The same thing happens to two graphic tools widely used in descriptive statistics: the bar chart and the histogram. At first glance they may look very similar, but if you look closely there are clear differences between the two types of graphs, which enclose totally different concepts.
Types of variables
We know that there are different types of variables. On the one hand there’re quantitative variables, which may be continuous or discrete. Continuous are those that can take any value within a range, as with the weight or blood pressure (in practice, possible values may be limited due to the precision of the measuring devices, but in theory we can find any weight value between the minimum and maximum of the distribution). Discrete variables are those that can only take certain values within a set, for example, the number of children or the number of episodes of myocardial ischemia.
Furthermore, there are qualitative variables that represent attributes or categories of the variable. When the variable does not include any sense of order, it is said to be a qualitative nominal variable, whereas if you can establish some order among the categories you will say that it is a qualitative ordinal variable. For example, smoking will be a qualitative nominal variable if it has two possibilities: yes or no. However, if we define the variable into categories like casual, slightly smoker, moderate or heavy smoker, there will be a hierarchy among the categories and it will be an ordinal qualitative variable.
Well, the bar graph is used to represent ordinal qualitative variables. The horizontal axis represents the different categories and over it are drawn a series of columns or bars whose heights are proportional to the frequency of each category. We could also use this type of graph to represent discrete quantitative variables, but what is not right to do is to use it to plot nominal qualitative variables.
The great merit of the bar chart is expressing the magnitude of the differences between the categories of the variable. But that is precisely its weakness because they are easily manipulated by modifying its axes. As you can see in the first figure, the difference between short and occasional smokers seems much higher in the second graph, in which we have miss out part of the vertical axis. So be careful when analyzing this type of graph to avoid being deceived with the message that the author of the study may want to convey.
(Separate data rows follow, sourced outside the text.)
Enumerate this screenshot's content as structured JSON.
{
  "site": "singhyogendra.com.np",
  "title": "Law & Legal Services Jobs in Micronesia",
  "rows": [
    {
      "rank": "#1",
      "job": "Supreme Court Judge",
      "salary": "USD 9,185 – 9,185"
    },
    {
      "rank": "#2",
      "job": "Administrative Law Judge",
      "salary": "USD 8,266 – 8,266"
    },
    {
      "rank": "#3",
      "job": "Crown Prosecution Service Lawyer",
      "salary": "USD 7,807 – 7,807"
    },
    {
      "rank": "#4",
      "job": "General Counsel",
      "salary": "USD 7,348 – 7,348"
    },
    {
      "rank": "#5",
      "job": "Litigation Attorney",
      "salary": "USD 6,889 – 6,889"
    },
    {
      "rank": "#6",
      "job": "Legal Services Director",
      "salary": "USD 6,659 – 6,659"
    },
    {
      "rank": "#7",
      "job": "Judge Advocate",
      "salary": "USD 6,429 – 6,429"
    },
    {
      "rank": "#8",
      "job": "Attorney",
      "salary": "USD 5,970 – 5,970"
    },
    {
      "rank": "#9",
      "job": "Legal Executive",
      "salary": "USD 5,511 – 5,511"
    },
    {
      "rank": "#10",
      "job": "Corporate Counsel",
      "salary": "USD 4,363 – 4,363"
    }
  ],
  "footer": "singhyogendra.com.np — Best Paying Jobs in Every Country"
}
Moving on, the histogram is a graph with a much deeper meaning. A histogram is a frequency distribution that is used (or should) to represent the frequency of continuous quantitative variables. This is not the height, but the area of the bar which is proportional to the frequency of that interval, and is related to the probability with which each interval may occur. As you can see in the second figure, columns, unlike in the bar chart, are side-by-side and the midpoint gives the name to the interval. The intervals need not to be all of the same width (although it is the most common situation), but they will always have a larger area the more frequent those intervals are.
In addition, there’s another very important difference between the bar graph and the histogram. In the first graph there’re represented only those values of the variable than have been observed in the study. Meanwhile, the histogram goes much further, since its represents all the possible values that exist within the range, although we haven’t seen some of them in a direct way. So, it allows calculating the probability of any value of the represented distribution, which is very important if we want to make inference and to estimate population’s values from the result of our sample.
And here we leave these graphs that may look the same but, as we’ve shown, seem like an egg to a chestnut.
Just one last comment. We’ve said at the beginning that it was a mistake to use a bar chart (or, of course, histograms) to represent nominal qualitative variables. And what can we use for that?. Well, a sectors’ chart, the famous and ubiquitous pie that is used on more occasions than the proper and that has its own idiosyncrasies. But that’s another story…